Working under an employment contract
You are an employee if you work for someone else (an employer), for a monthly salary, during agreed working hours per week, do a certain job and you do it yourself. The employer is legaly ‘the boss’: in the end you are hired for a certain job and can tell you what to do and how to do that. Obviously some jobs require (artistic) freedom. Work under an employment contract requires personal labour: you can not ask a friend to do the job for you.
Checklist employment contract
Oral agreements are valid but difficult to prove. Make sure you have the agreements in writing before you start working.
- Who is your employer?
Who exactly is employing you? Is your employer a person at law or a natural person?
- What is your position?
What are your duties and responsibilities?
- Wat are the financial agreements?
Agree on gross salary, pension arrangements and expenses.
- Working hours, holiday
Will you work full time or part time, how many hours per week?
What is your holiday entitlement?
- Fixed-term or permanent contract?
If you have a few fixed-term contracts in a certain period, it can become a permanent contract. This is important to know regarding unemployment benefits. Don't forget the probationary period.
- What collective agreement (cao), if any, is applicable?
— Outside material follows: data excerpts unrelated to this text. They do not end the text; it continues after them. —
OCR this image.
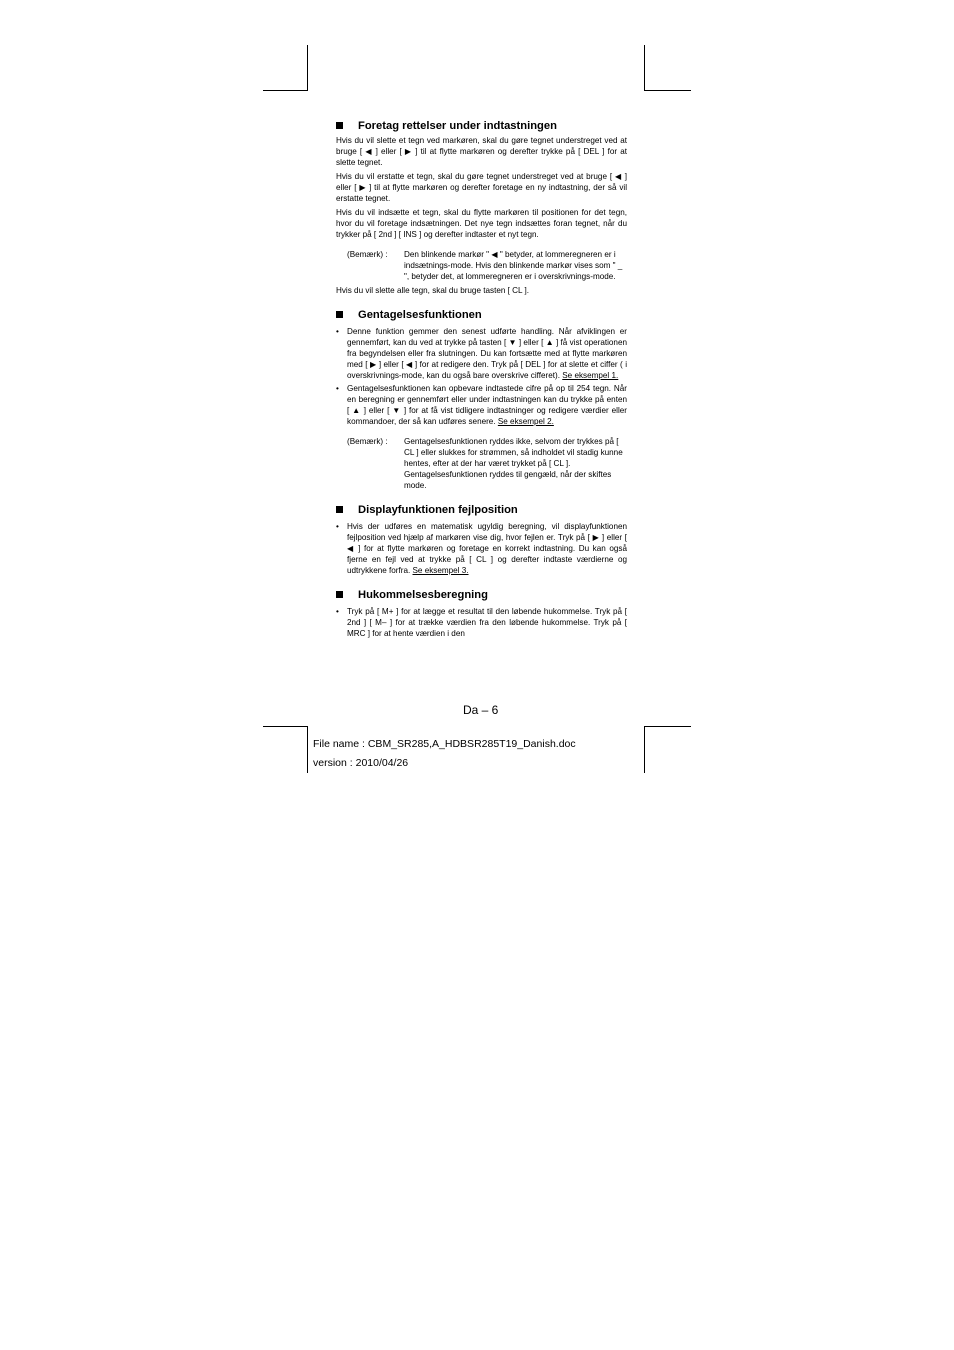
Foretag rettelser under indtastningen

Hvis du vil slette et tegn ved markøren, skal du gøre tegnet understreget ved at bruge [ ◀ ] eller [ ▶ ] til at flytte markøren og derefter trykke på [ DEL ] for at slette tegnet.

Hvis du vil erstatte et tegn, skal du gøre tegnet understreget ved at bruge [ ◀ ] eller [ ▶ ] til at flytte markøren og derefter foretage en ny indtastning, der så vil erstatte tegnet.

Hvis du vil indsætte et tegn, skal du flytte markøren til positionen for det tegn, hvor du vil foretage indsætningen. Det nye tegn indsættes foran tegnet, når du trykker på [ 2nd ] [ INS ] og derefter indtaster et nyt tegn.

(Bemærk) :	Den blinkende markør " ◀ " betyder, at lommeregneren er i indsætnings-mode. Hvis den blinkende markør vises som " _ ", betyder det, at lommeregneren er i overskrivnings-mode.

Hvis du vil slette alle tegn, skal du bruge tasten [ CL ].

Gentagelsesfunktionen

• Denne funktion gemmer den senest udførte handling. Når afviklingen er gennemført, kan du ved at trykke på tasten [ ▼ ] eller [ ▲ ] få vist operationen fra begyndelsen eller fra slutningen. Du kan fortsætte med at flytte markøren med [ ▶ ] eller [ ◀ ] for at redigere den. Tryk på [ DEL ] for at slette et ciffer ( i overskrivnings-mode, kan du også bare overskrive cifferet). Se eksempel 1.
• Gentagelsesfunktionen kan opbevare indtastede cifre på op til 254 tegn. Når en beregning er gennemført eller under indtastningen kan du trykke på enten [ ▲ ] eller [ ▼ ] for at få vist tidligere indtastninger og redigere værdier eller kommandoer, der så kan udføres senere. Se eksempel 2.
(Bemærk) :	Gentagelsesfunktionen ryddes ikke, selvom der trykkes på [ CL ] eller slukkes for strømmen, så indholdet vil stadig kunne hentes, efter at der har været trykket på [ CL ]. Gentagelsesfunktionen ryddes til gengæld, når der skiftes mode.

Displayfunktionen fejlposition

• Hvis der udføres en matematisk ugyldig beregning, vil displayfunktionen fejlposition ved hjælp af markøren vise dig, hvor fejlen er. Tryk på [ ▶ ] eller [ ◀ ] for at flytte markøren og foretage en korrekt indtastning. Du kan også fjerne en fejl ved at trykke på [ CL ] og derefter indtaste værdierne og udtrykkene forfra. Se eksempel 3.

Hukommelsesberegning

• Tryk på [ M+ ] for at lægge et resultat til den løbende hukommelse. Tryk på [ 2nd ] [ M– ] for at trække værdien fra den løbende hukommelse. Tryk på [ MRC ] for at hente værdien i den
Da – 6
File name : CBM_SR285,A_HDBSR285T19_Danish.doc
version : 2010/04/26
A cao contains pay scales and sometimes dfferent arrangements about how many fixed-term contracts are allowed before it will be legally considered a permament contract.
- Other work
Are you allowed to take on other jobs?
Differences between employee and entrepreneur
- is still entitled to a salary when he is ill,
- may apply for benefits such as unemployment (WW) and incapacity (WIA) benefits,
- is only liable for causing damage to the employer, collegues or others in case of intention or serious misconduct,
- is protected in case of accidents and occupational diseases. The employer has to pay for damage,
- is entitled to a safe working envirinment because of the 'safety at work act' (Arbowet),
- will receive a net salary, the employer will deduct the wage tax from the gross salary,
- cannot be dismissed 'just like that', the law is meant to protect employees.
The above does not apply if you work with an assignment contract.